We are not all for beauty contests for the simple fact that beauty has always been, and still remains in the eyes of the beholder.
Indeed, the saying ‘one man’s meat is another man’s poison’ rings as true for those seeking to make culinary choices as for those intent on selecting a partner for one pursuit or another – be it business or pleasure, professional or personal.
And forever should it remain so!
However, we sincerely hope that no such reasoning will be used to seek to in any way diminish Shannon Harris’ current pursuit of the Miss Universe 2016 title in the Philippines on behalf of Barbados. At 5’9.5, the international model has already proven to be up to the task, as she continues to fly the Barbados flag at an unprecedented level in Southeast Asia.
Barbadians on the whole should be proud of her performance so far in Manila as she has certainly done all that could be humanly expected of a delegate who was only chosen last September and has had to do what others have been doing for an entire year in terms of international pageant preparedness.
Nonetheless, by any established measure, be it poise, confidence, physical appeal, look, speech or common sense – our home girl Shannon certainly proved from early on that she has what it takes to match the other 85 stunning contestants in the Miss Universe 2016 Pageant pound for pound.
During the preliminary stage of the competition, as the official glam shots and videos were released, Shannon appeared to be guaranteed a spot among the Top 15 for the 65th Miss Universe competition.
However, given the huge amount of politics that is usually at play in these international beauty shows, it would be foolhardy of us to think that the prized Miss Universe tiara was ours for the easy taking; after all, there is no such thing as ‘just a beauty show’.
Indeed, the furore that surrounded Shannon’s selection initially tells us as much. Who could forget that less than 48 hours after her crowning, Barbados TODAY’s Facebook page congratulating this young beautiful Barbadian lass literally blew up into a national debate on race, colour, privilege, class, beauty standards, culture and fairness that attracted more than 150 thousand views, over 1,000 comments and an equal number of shares.
It was 1995 all over again, as the controversy which surrounded the crowning of a white Canadian, Liz Wadman, as Miss Barbados Universe, raised its ugly head all over again.
But to make matters worse on this occasion, there was no question surrounding Shannon’s nationality.
As the National Director of the Miss Universe pageant Brian Greene rightly said at the time, it was all very “absurd” since “Shannon was born and bred here; she was educated at Harrison College. Shannon is 100 per cent Bajan and has every right to be wearing the crown.
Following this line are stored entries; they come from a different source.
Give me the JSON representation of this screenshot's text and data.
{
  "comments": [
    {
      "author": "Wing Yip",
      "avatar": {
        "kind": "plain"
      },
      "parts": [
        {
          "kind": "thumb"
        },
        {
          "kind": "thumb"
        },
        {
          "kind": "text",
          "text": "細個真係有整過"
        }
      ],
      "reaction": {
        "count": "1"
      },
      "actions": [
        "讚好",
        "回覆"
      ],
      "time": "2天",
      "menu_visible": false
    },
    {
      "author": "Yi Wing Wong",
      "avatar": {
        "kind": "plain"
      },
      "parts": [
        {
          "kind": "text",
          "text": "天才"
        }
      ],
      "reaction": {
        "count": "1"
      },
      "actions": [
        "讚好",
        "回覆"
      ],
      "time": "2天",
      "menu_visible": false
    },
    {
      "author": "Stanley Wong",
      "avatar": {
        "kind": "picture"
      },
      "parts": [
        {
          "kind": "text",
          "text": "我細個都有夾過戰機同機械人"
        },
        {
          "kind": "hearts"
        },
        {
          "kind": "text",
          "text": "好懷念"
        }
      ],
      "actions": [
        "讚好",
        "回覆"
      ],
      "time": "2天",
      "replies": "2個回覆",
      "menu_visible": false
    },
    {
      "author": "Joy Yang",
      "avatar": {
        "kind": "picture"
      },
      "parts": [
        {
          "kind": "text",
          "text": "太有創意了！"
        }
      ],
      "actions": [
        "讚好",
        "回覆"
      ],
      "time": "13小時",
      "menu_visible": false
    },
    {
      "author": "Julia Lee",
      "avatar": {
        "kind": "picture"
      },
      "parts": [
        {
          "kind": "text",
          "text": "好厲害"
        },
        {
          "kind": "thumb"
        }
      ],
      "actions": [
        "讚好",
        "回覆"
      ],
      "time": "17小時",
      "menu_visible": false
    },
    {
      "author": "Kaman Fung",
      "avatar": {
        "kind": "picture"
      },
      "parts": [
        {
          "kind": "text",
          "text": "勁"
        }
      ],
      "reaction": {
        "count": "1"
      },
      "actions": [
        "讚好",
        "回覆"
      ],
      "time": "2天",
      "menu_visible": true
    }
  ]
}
“We opened the pageant to all shapes, sizes [and] colours. As long as you are Barbadian you could enter . . . We had an incredible top five and a fabulous top three and now an amazing queen, and we are delighted to be working with the new queen over the next few months getting her ready for the [Miss Universe] pageant,” he added.
It was a very shameful display, particularly with the eyes of the universe on Barbados, of how far we still need to go as a small developing country.
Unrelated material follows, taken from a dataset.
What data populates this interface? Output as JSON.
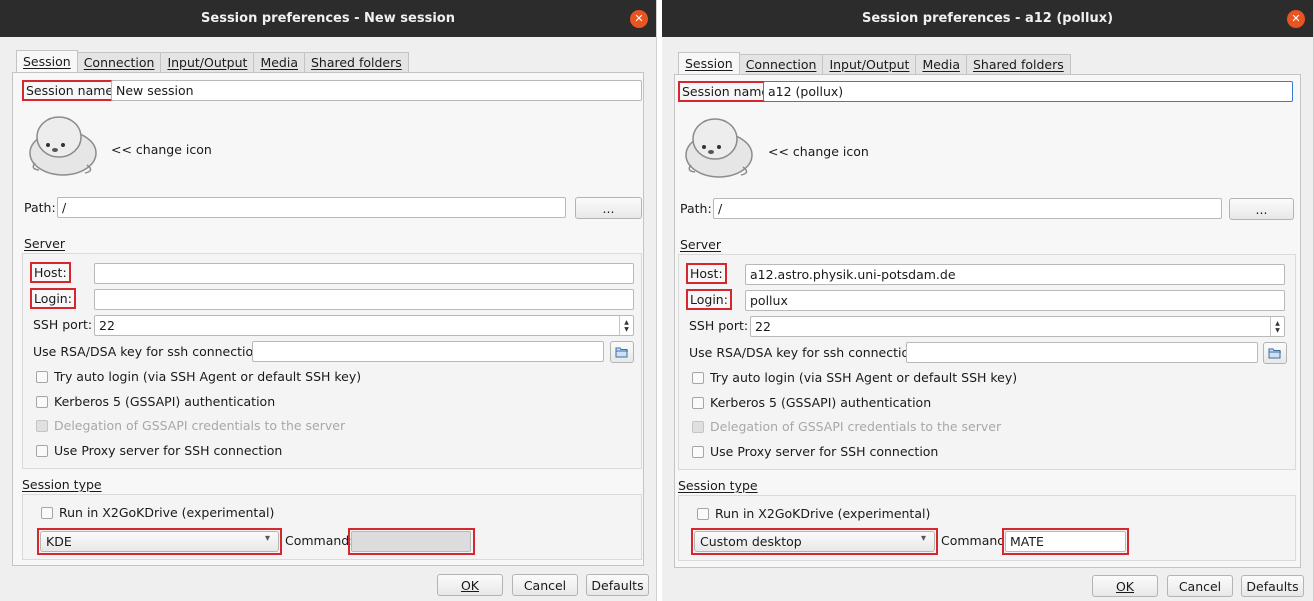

For when at this stage in our development we could still be debating whether a ‘white Barbadian’ should represent her island at an international competition, simply because her hair is not as kinky as the majority of us or her skin colour not as dark, it speaks to a kind of reverse racism that is equally as unpalatable as the mother of all segregation to which we continue to fall prisoner, as the black majority.
That less than five per cent of our population still commands most of the wealth and have greater access to opportunities is perhaps the biggest source of pretense in this sham of a democracy that we love to hold aloft as the best regional example of self-Government today.
But it does not justify our own efforts to turn the whip on others every chance we get, or to see everything as black or white, lest we repeat the same grave mistakes of the past that others have used to colour their judgement of us.
Good luck Shannon! Win or lose, on Sunday, Barbados TODAY is proud of you.